France-Grèce : même motif même punition ?

Crise sans fin, dette publique explosive, zone euro en danger, récession qui se généralise, chômage en hausse. A l’évidence, l’année écoulée a été particulièrement difficile pour les pays européens. Et si certains ont laissé penser que ce cauchemar interminable était l’apanage des pays d’Europe du Sud, l’effondrement du climat des affaires et la multiplication des plans de licenciements dans l’Hexagone montrent que la France est tout aussi concernée que ses partenaires, en attendant d’être rejointe par l’Allemagne dans quelques mois. Bref, dans ce contexte particulièrement dramatique, aggravé, qui plus est, par un climat catastrophique depuis trois mois, en particulier au nord de la Loire, il pourrait être tentant, voire salutaire, de tout débrancher. Eteindre son téléphone portable, ne plus écouter la radio, ni regarder la télé, ni même lire les journaux. Pour tout vous dire, c’est exactement ce que j’ai fait (à quelques connexions internet et quelques tweets près) depuis une semaine. Et cela fait un bien fou.

Seulement voilà, jouer à l’autruche et s’enterrer la tête dans le sable ne sert strictement à rien. Certes, après avoir passé des années à demander à nos dirigeants politiques et monétaires de réduire leur dogmatisme destructeur, en vain, nous pourrions également être tentés de baisser les bras et de prendre un billet sans retour pour un pays où la liberté d’entreprendre est valorisée et où la pression fiscale est raisonnable. Si, si, cela existe toujours. Mais, là encore, quitter le navire serait futile et pourrait même donner des arguments à ceux qui veulent faire de la France un pays « d’égalisation vers le bas ». En voulant exclure de l’Hexagone tous ceux qui gagnent plus de 4 000 euros par mois, ces idéologues d’un autre temps oublient que ce n’est pas en chassant les « riches » qu’on lutte efficacement contre la pauvreté.

Bien sûr, certains salaires mirobolants ont de quoi choquer. Cependant, face à de tels excès, il faut simplement se souvenir de trois réalités déterminantes. Primo, si un employeur est assez fou pour payer des salaires démentiels, il n’est pas possible de le lui interdire, sauf à créer une dictature. Secundo, la richesse créée par le « gros salarié » est généralement supérieure à son coût. Et ce, tout d’abord pour l’employeur au travers des réalisations du salarié. Sinon, il est alors clair que le salarié sera licencié ou que son salaire sera fortement abaissé. Malheureusement, il arrive parfois, notamment en France, que, dans certains cas et pour des raisons obscures (telles que l’appartenance à une caste ou toute autre connivence malsaine), un salarié, voire un patron, complètement inefficace, continue de toucher un salaire excessif. On pourra alors se consoler en pensant que ce « gros salarié » dépensera fortement en France et alimentera par là même le « business » dans l’Hexagone. Tertio, ce salarié méritant on non contribuera à augmenter les recettes fiscales et, normalement, permettra par là même à l’Etat Providence de faire son boulot.

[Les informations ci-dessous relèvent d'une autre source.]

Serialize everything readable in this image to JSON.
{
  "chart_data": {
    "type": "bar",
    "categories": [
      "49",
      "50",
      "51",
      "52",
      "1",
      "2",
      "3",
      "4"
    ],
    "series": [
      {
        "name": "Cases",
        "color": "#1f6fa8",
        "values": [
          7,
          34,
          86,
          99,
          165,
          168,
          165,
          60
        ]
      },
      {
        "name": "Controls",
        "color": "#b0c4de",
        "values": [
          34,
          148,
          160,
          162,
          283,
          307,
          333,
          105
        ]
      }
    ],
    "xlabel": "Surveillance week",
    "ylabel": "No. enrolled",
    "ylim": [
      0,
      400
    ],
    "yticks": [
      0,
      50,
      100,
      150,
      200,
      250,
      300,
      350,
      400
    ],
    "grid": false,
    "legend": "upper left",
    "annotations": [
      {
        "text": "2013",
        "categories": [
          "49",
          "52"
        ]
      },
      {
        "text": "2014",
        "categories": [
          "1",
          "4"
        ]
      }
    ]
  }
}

En résumé, il ne sert à rien de s’offusquer de tel ou tel salaire, car, sauf dans certains cas très spéciaux (banditisme, fraude, castes…), les gains récupérés par la collectivité seront conséquents. C’est d’ailleurs ce qu’a bien compris David Cameron lorsqu’il a appelé les Français et les chefs d’entreprise plus ou moins fortunés à émigrer vers le Royaume-Uni. De la sorte, ces derniers viendront augmenter la consommation et les recettes fiscales outre-Manche, tout en produisant l’effet inverse dans l’Hexagone. Or, s’il y a moins d’activité et moins de rentrées fiscales en France, le déficit public, la dette et le chômage s’accroîtront de nouveau, jusqu’à l’avènement d’une crise sociale sans précédent. Les annonces d’augmentation massive des impôts par l’actuel gouvernement, ainsi que les nombreux plans de licenciements, et notamment celui de PSA, montrent que ces dangers ne sont pas seulement dans la tête de votre serviteur. Ils sont devenus réalités. A ce rythme, MM. Hollande et Ayrault n’auront bientôt plus rien à envier à M. Papandréou.

Aussi, sans vouloir casser le climat apparemment apaisé des vacances estivales, il est de notre devoir de continuer à dire la vérité. Oui, le taux de chômage va encore s’accroître fortement en France au cours des prochains mois. Selon nos estimations, il sera d’au moins 12 % d’ici l’été 2013. Et encore, ce résultat tient compte de la faible augmentation de la population active. Si nous étions dans les années 1990 (lorsque cette dernière progressait d’environ 300 000 personnes par an), le taux de chômage serait déjà supérieur à 12 %. En outre, n’oublions pas toute l’ingéniosité dont ont fait preuve nos hauts fonctionnaires pour créer des mesures « d’accompagnement social » du chômage, qui ont surtout pour but de réduire le nombre officiel de chômeurs.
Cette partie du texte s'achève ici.